Quick and Easy Wetbag Picture Tutorial

Wetbags are awesome. Seriously. Yes, they’re awesome if you’re doing cloth diapers. Honestly, I’d consider them a necessity. Even if you’re not, or you’re beyond the point of needing them, wetbags are super handy to have around. Potty training (soiled clothes), swimming (wet swimsuits), sand toys, picnic dishes, or pretty much any situation where you’d have wet things that you don’t want to touch anything else! What’s even more awesome is that they’re super easy and pretty cheap to make!

A wetbag slightly bigger than the size I show in this tutorial (mine ended up 10.5 inches by 14.5 inches) costs $16.50 from Planet Wise (13 inches by 16 inches). I paid $7 for TWO of these! That’s $3.50 for a travel size wetbag. In all fairness, I will say that I already had the thread, so I didn’t have to buy that. I got PUL fabric (the link is to Joann’s, but at Walmart it’s 11.99/yard) and two zippers (14 inches, $1.47 each) from Walmart. You’ll also need a sewing machine and I used some nice techniques mine (actually my mom’s which she lets me borrow because she’s awesome) has, but you can get away with a pretty basic machine for this. And here it is!

Quick and Easy Wetbag Picture Tutorial! 

I started with a 12 inch cut of fabric, about 64 inches across. First I made the loop (handy for picking up the bag and could be modified to have a snap or something fancy so you can clip the wetbag onto your diaper bag). I cut a 2 inch strip off of the bottom (the 12 inch side) and then cut that in half, ending with two pieces that were 6 inches across.

Fold it in half and sew along with the smallest seam you can get away with (it’ll make the next step easier).

Now flip it inside out, like so: take a piece of yarn and tie it to a safety pin.

Feed the safety pin through the tube.

Pin the safety pin to the end of the tube.

Feed the safety pin back through the tube and once you get it going, pull the yarn.

Voila! You have a little tube! Set this aside for later. Or if you’re going to do a button/snap, fold it within itself a little (so the raw edge is on the inside) and sew across.

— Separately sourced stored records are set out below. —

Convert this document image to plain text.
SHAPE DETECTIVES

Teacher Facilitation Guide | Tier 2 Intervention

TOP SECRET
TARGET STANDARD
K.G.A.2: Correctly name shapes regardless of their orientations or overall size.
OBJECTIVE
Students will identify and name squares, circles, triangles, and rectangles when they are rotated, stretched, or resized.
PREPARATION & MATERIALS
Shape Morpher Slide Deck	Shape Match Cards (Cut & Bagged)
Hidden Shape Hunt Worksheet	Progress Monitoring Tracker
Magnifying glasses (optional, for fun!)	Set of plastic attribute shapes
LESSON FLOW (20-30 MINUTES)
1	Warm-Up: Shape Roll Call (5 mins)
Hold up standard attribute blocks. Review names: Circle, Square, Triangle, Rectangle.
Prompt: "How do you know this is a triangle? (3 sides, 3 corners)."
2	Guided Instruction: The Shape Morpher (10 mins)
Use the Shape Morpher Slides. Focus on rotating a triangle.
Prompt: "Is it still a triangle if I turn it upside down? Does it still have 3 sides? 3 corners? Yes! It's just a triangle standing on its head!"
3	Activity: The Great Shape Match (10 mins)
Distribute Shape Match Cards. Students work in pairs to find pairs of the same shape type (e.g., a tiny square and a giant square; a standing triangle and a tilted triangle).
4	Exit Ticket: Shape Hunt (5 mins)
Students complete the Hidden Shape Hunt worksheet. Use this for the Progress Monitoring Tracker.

Take the remaining ~62 inches and fold it in half (so they’re ~31 inches each) and cut.

Fold one of the halves in half and pin it. Sew this on a really, really wide stitch (basting stitch). As wide as your machine can go (which is a 4 on mine) because you’re going to have to unpick this later.

Pin the zipper so that the teeth are up against the basting stitch with the zipper itself facing the basting stitch. Line up the end of the zipper where it starts with the edge of the wetbag. Sew on a regular stitch with a zipper foot (if you have one).

Sew the other side of the zipper just like you did the first.

Unzip the zipper (it’ll make things easier) and unpick the basting stitches. A really easy way to unzip a zipper that’s facing away from you is to move the tab so it’s pointing the wrong way (upwards, if that makes more sense) and then push on the top of that to get the zipper down. Holding it like shown (spreading the sides apart) seems to make it easier to pick.

Sew across the zipper on the opposite side from the metal stopper, about 5/8 an inch away from the edge of the fabric. You could put your regular foot back on for this if you’d like. Either way, it needs to be switched before you do the zig zag in the next step.

 

Fold the little tube in half and stick it so the loop is facing inside of the inner fabric like this and sew along the edge all the way to the bottom (though line it up better on the top than I did with this one). If you’re doing a modified holding tab, just sew the raw edge side of the tab into this. I used a zig-zag stretch stitch, but you could get away with a regular zig-zag.

Sew the same stitch down the other side and you’re done! Yay wetbags!